Pagar para ter acesso ao suculento universo de consumidores de música de um determinado meio não é novidade. Que o digam os rádios e seu famoso — e tantas vezes criticado — sistema de jabá. Diferentemente do impulsionamento que plataformas como Deezer e Spotify abraçam, o jabá tinha um caráter mais opaco, já que dificilmente a emissora que o praticava informava ao ouvinte que se tratava de uma execução musical paga pelo selo ou pelo artista. Dava-se aí, então, uma quebra de confiança na relação DJ/curador-ouvinte. 

Na TV, também há indícios históricos da prática. Em uma célebre entrevista ao jornal “Folha de S. Paulo”, em dezembro de 2001, André Midani contou que a produção do extinto programa “Cassino do Chacrinha”, da TV Globo, queria cobrar para pôr os Novos Baianos em cena, nos anos 1970. 

“Achei por bem denunciar. Disse à imprensa que Chacrinha queria cobrar jabaculê. Isso me custou caro. Rádios e outros programas de TV aderiram à causa e passaram a cobrar também”, afirmou o célebre produtor. 

A prática nunca foi regulamentada (ou proibida) no Brasil, apesar da existência até de projetos de lei no Congresso para tentar coibi-la.

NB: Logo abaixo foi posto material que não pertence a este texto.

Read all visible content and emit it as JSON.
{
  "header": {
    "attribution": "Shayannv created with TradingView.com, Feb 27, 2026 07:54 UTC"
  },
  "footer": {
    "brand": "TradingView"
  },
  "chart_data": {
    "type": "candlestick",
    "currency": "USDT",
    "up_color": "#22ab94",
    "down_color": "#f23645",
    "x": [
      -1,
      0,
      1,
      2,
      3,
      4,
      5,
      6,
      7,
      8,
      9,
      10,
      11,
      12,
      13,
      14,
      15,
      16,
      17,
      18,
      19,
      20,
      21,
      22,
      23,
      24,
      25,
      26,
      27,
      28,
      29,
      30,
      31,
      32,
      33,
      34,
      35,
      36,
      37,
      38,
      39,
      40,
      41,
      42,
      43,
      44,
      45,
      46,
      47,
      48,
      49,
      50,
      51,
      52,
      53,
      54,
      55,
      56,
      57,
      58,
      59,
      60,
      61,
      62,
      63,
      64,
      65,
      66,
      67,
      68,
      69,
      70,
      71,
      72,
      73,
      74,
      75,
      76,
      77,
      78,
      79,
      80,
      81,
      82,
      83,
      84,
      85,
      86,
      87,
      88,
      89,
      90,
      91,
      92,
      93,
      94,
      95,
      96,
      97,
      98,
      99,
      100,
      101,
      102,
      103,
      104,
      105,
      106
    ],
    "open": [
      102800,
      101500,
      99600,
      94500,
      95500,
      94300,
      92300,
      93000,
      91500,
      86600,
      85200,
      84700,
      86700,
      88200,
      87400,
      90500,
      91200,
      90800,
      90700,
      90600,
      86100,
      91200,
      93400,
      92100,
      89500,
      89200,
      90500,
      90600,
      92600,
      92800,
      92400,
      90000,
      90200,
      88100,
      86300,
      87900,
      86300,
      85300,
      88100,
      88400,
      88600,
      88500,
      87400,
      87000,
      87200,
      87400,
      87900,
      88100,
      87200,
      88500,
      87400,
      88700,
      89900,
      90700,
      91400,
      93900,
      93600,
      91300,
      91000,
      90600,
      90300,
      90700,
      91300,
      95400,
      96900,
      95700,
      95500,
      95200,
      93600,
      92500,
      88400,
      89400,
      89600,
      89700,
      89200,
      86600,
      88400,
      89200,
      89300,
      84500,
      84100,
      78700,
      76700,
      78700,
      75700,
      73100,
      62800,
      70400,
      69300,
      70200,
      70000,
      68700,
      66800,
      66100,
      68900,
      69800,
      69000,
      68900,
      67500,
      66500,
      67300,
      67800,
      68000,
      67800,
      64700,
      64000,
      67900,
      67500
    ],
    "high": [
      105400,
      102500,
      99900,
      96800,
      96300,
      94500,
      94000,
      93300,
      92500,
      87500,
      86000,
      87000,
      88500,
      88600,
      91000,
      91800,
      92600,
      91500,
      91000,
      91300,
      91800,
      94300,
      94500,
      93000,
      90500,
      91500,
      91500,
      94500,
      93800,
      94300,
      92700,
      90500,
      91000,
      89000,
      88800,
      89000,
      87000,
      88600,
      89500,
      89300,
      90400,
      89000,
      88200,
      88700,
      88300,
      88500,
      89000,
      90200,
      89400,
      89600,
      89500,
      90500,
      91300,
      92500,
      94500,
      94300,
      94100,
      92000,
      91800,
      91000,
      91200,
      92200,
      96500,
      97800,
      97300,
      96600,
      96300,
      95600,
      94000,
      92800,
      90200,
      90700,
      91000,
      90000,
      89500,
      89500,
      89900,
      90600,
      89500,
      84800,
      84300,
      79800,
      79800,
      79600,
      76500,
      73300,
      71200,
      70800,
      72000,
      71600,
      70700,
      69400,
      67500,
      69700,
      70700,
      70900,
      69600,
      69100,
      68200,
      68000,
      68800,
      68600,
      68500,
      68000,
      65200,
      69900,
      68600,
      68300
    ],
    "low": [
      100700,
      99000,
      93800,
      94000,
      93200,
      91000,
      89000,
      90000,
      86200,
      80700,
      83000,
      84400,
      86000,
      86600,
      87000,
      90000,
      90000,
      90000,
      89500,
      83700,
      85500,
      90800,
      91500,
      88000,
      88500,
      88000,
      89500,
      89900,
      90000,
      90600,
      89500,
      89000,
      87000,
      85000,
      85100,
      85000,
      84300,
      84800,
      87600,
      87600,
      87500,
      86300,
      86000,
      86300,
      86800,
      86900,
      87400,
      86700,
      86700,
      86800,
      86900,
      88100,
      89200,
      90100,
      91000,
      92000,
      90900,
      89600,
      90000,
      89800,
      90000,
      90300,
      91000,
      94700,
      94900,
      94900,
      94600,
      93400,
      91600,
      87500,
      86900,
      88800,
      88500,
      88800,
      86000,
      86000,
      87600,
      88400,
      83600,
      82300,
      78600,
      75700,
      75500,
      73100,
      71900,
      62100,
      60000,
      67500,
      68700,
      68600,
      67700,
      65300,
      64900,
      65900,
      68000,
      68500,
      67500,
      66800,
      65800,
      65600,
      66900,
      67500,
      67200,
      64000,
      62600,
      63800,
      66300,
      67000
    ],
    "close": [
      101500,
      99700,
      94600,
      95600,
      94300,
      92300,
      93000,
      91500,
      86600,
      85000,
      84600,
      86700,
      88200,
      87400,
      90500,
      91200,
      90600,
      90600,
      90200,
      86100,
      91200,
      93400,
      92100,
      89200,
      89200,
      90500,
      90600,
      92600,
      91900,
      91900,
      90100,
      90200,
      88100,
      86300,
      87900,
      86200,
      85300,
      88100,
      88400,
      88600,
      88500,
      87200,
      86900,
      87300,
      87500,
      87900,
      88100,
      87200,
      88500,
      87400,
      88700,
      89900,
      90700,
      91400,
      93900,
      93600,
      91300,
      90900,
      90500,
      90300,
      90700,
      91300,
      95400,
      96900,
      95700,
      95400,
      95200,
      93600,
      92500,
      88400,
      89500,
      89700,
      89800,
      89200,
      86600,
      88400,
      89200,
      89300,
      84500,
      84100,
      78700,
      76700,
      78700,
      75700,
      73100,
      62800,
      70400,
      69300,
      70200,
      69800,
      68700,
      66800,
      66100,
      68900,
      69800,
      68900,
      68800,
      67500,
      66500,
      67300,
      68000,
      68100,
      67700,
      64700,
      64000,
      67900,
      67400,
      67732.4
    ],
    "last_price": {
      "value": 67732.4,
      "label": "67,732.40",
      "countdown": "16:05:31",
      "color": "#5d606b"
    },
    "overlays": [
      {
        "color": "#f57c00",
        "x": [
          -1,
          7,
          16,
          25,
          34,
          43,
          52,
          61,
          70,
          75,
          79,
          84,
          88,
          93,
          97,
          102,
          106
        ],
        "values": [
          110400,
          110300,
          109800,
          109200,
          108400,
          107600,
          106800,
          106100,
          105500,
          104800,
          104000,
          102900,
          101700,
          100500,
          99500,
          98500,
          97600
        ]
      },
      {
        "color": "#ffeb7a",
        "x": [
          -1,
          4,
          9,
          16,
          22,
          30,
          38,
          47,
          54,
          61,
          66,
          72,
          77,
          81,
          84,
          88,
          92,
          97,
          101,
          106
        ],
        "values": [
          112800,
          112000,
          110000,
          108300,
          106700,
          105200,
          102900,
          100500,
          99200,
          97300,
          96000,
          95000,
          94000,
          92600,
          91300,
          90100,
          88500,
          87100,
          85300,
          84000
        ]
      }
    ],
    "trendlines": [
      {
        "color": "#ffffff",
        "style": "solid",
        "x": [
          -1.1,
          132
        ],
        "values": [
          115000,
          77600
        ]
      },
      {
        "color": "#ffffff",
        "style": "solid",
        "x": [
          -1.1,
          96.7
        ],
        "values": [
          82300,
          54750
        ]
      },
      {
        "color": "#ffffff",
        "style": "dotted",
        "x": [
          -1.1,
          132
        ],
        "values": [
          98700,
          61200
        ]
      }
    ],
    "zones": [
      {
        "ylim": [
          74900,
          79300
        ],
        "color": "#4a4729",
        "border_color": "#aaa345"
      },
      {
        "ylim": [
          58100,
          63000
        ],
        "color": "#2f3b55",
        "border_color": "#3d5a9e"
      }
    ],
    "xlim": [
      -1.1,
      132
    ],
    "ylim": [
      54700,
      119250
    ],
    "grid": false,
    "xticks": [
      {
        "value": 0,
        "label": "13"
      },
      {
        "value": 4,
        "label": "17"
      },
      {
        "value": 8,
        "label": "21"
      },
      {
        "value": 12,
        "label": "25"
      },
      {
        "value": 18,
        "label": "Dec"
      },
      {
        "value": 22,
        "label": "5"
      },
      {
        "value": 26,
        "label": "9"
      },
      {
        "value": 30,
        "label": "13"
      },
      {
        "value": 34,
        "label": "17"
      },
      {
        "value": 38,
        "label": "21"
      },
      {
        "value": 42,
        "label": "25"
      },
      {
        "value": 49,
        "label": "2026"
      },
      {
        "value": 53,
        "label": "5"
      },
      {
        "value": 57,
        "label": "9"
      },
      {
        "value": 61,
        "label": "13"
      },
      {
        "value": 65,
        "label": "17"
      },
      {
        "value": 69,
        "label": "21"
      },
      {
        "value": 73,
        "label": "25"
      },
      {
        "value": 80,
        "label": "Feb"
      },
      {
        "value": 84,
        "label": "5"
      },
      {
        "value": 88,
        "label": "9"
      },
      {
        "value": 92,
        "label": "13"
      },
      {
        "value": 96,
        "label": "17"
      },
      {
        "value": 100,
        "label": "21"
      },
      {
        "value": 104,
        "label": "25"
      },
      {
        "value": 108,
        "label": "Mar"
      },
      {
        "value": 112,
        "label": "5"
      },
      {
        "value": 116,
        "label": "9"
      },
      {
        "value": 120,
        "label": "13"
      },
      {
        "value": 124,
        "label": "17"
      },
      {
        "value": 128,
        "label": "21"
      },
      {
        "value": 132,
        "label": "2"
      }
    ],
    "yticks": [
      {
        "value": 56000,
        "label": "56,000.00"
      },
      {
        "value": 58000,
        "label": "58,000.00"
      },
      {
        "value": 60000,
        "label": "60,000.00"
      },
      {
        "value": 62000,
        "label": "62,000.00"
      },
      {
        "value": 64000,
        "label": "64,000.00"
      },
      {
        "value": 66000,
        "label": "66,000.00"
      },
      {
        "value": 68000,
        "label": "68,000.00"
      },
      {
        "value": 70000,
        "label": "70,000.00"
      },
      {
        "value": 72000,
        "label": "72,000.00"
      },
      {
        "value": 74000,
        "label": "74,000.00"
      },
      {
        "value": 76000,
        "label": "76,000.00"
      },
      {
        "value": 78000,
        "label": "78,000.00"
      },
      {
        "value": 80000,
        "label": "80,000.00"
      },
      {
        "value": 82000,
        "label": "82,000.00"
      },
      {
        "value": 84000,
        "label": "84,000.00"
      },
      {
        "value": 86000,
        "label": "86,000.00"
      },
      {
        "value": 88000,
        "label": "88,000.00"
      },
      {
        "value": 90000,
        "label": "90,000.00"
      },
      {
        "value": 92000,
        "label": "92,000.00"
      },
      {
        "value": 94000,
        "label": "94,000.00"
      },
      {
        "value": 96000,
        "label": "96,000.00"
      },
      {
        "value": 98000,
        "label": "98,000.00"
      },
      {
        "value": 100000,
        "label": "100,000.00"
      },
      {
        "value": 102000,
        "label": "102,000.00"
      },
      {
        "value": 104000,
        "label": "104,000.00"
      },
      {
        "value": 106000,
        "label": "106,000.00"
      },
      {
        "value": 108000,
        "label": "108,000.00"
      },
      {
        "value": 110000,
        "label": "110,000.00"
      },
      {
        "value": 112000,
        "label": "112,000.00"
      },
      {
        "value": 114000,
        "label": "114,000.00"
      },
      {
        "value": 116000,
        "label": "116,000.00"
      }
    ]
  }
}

Em fóruns nos quais músicos e outros players comentam temas relacionados ao mercado, ainda se encontram referências ao jabá, embora haja indícios de que a prática, se não desaparecida, se tornou menos disseminada do que há alguns anos. 

A concorrência com o streaming seria uma das razões do enfraquecimento do jabá. Com a necessidade de oferecer uma programação de maior apelo popular, evitando a sangria dos ouvintes, as emissoras estariam dando mais espaço a hits reais. Resta saber qual impacto o paradoxal novo modelo do streaming, de aposta nos conteúdos pagos, terá sobre o dial.